Aan de Voorzitter van de Eerste Kamer der Staten-Generaal
Den Haag, 11 januari 2019
Hierbij bied ik u aan het ontwerpbesluit tot wijziging van het Luchthavenbesluit Lelystad1 in verband met onder andere wijziging van de wettelijke contouren en grenswaarden
en vaststelling van aanvullende handhavingspunten.
Inhoud ontwerpbesluit
In de MER-actualisatie is geconstateerd dat de contouren voor geluid en externe veiligheid
en de grenswaarden in handhavingspunten beperkt wijzigen ten opzichte van de contouren
en grenswaarden uit het MER 2014 en het huidige Luchthavenbesluit. Naar aanleiding
daarvan heb ik in mijn brief aan de Tweede Kamer van 21 februari 2018 (Kamerstukken
II 2017/18, 31 936, nr. 462) toegezegd dat het Luchthavenbesluit zal worden gewijzigd.

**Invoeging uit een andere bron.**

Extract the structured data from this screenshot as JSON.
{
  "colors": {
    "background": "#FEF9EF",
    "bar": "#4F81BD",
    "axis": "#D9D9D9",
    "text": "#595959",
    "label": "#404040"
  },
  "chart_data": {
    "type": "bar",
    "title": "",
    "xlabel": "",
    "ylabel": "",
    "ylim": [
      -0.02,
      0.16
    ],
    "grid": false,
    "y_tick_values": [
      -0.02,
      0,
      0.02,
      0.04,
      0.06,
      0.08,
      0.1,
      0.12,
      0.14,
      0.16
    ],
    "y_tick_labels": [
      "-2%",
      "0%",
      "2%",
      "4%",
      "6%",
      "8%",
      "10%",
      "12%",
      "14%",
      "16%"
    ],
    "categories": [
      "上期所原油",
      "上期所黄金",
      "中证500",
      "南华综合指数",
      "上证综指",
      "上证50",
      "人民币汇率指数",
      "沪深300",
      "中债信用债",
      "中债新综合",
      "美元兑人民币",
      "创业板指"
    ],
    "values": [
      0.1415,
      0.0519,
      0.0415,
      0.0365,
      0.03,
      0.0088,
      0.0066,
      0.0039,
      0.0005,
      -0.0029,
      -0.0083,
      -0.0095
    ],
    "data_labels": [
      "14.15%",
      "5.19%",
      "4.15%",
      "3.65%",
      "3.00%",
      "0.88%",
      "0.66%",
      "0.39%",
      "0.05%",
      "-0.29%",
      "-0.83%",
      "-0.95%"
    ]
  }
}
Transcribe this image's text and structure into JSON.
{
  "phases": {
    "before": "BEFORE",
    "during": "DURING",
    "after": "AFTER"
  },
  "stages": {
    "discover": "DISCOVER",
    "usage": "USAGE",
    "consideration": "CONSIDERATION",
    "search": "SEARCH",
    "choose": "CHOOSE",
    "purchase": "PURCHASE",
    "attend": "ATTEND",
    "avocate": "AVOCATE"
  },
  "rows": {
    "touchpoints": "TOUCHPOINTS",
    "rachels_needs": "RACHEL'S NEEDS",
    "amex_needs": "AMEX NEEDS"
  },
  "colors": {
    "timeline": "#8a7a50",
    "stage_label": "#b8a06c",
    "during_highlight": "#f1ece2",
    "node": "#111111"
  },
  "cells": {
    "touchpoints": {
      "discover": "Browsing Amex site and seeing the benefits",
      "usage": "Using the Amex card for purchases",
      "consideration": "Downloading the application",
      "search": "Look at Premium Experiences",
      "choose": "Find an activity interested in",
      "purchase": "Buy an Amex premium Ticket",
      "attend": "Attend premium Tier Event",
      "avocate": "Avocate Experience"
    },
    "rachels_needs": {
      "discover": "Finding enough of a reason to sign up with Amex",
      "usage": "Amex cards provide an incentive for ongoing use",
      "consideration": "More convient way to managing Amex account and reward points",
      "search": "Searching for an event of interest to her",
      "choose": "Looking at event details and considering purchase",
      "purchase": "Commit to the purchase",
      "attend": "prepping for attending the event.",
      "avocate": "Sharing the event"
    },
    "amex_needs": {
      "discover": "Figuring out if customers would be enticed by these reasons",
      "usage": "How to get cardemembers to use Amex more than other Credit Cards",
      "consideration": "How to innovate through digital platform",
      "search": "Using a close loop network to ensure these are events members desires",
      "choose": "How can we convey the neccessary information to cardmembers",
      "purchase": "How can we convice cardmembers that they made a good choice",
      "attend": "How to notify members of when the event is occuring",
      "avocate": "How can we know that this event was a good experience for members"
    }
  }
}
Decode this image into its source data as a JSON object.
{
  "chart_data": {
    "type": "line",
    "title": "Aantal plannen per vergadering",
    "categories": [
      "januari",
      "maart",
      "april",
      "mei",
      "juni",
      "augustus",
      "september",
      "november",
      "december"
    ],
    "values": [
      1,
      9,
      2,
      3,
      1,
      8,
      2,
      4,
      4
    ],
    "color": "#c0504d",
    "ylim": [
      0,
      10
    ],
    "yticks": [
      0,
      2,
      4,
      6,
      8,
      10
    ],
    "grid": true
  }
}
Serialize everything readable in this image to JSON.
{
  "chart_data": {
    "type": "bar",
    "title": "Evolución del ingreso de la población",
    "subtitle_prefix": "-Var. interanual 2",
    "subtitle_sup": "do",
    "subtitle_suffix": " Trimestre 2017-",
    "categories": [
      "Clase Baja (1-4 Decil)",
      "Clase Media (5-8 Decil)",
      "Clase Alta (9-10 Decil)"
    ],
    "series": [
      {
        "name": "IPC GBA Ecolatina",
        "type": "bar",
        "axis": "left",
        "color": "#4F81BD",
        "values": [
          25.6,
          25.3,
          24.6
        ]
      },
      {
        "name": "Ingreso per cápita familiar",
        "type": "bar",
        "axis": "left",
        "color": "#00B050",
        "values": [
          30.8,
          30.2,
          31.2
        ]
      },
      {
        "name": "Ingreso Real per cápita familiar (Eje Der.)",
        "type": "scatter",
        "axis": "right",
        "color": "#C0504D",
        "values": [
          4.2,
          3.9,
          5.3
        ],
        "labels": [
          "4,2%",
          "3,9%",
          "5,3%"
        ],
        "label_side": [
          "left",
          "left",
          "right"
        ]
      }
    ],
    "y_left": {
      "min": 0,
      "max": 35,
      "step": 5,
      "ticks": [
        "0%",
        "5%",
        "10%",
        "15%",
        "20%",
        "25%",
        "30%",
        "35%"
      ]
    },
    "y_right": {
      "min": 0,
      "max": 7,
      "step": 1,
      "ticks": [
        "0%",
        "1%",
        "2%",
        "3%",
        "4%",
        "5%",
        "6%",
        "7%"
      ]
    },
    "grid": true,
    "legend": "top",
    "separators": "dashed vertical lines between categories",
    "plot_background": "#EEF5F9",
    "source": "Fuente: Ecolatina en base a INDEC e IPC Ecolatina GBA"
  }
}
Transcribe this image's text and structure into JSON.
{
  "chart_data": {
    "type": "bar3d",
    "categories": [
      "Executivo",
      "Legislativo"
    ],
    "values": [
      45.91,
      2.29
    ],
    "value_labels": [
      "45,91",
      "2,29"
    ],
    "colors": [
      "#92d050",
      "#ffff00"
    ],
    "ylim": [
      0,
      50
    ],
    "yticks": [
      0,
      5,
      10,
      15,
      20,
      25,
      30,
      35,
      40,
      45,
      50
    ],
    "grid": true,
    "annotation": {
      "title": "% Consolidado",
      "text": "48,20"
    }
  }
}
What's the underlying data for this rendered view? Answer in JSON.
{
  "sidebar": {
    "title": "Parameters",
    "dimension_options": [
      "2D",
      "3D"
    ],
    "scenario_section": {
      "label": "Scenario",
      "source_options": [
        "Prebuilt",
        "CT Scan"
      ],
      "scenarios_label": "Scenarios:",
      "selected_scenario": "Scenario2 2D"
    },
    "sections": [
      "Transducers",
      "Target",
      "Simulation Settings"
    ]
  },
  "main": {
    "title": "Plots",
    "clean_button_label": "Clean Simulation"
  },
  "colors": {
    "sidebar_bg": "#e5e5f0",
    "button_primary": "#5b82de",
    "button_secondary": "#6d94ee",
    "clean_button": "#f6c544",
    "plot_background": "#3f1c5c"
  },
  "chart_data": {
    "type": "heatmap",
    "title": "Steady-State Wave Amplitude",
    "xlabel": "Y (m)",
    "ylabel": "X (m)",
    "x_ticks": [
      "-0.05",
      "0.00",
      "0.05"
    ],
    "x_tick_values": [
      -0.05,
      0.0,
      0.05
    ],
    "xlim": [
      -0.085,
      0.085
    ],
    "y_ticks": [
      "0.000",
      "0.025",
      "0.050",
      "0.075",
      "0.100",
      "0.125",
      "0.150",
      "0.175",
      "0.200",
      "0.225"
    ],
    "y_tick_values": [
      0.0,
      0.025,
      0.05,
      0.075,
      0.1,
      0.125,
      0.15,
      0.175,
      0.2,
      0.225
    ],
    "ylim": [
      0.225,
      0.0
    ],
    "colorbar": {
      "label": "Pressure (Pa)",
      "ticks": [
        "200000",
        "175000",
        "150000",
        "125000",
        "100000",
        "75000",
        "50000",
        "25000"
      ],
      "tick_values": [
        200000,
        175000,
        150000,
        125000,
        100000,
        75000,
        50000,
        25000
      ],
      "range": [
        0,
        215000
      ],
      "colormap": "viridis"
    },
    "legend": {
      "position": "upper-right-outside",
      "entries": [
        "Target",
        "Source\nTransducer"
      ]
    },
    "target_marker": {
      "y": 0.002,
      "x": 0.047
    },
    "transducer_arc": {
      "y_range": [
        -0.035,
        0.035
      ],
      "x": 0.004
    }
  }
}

Het ontwerpbesluit dient
ter uitvoering van deze toezegging.
Daarnaast wordt met het ontwerpbesluit, in aanvulling op de vastgelegde maximale gebruiksruimte,
uitgedrukt in grenswaarden in handhavingspunten, de aanvullende grenswaarde van 45.000
vliegtuigbewegingen voor handelsverkeer per jaar in het Luchthavenbesluit vastgelegd.
Bovendien worden aanvullende handhavingspunten in het Luchthavenbesluit opgenomen.
Ook deze wijzigingen zijn aangekondigd in genoemde brief van 21 februari 2018.
Verder wordt de zogenoemde extensieregeling (met betrekking tussen start en landingen
tussen 23.00 en 00.00 uur) aangescherpt, worden enkele kaarten bij het Luchthavenbesluit
geactualiseerd en wordt het proces van monitoring toegelicht.
Procedure
De voorlegging van het ontwerpbesluit geschiedt in het kader van de wettelijk voorgeschreven
voorhangprocedure op grond van artikel 8.71 van de Wet Luchtvaart en biedt uw Kamer
de mogelijkheid zich uit te spreken over het ontwerpbesluit voordat het aan de Afdeling
advisering van de Raad van State zal worden voorgelegd en vervolgens zal worden vastgesteld.
Conform artikel 8.71 van de Wet luchtvaart zal het ontwerpbesluit ook in de Staatscourant
bekend worden gemaakt om een ieder de gelegenheid te geven om binnen zes weken wensen
en bedenkingen kenbaar te maken.
Het ontwerpbesluit is ook toegezonden aan de Voorzitter van de Tweede Kamer der Staten-Generaal.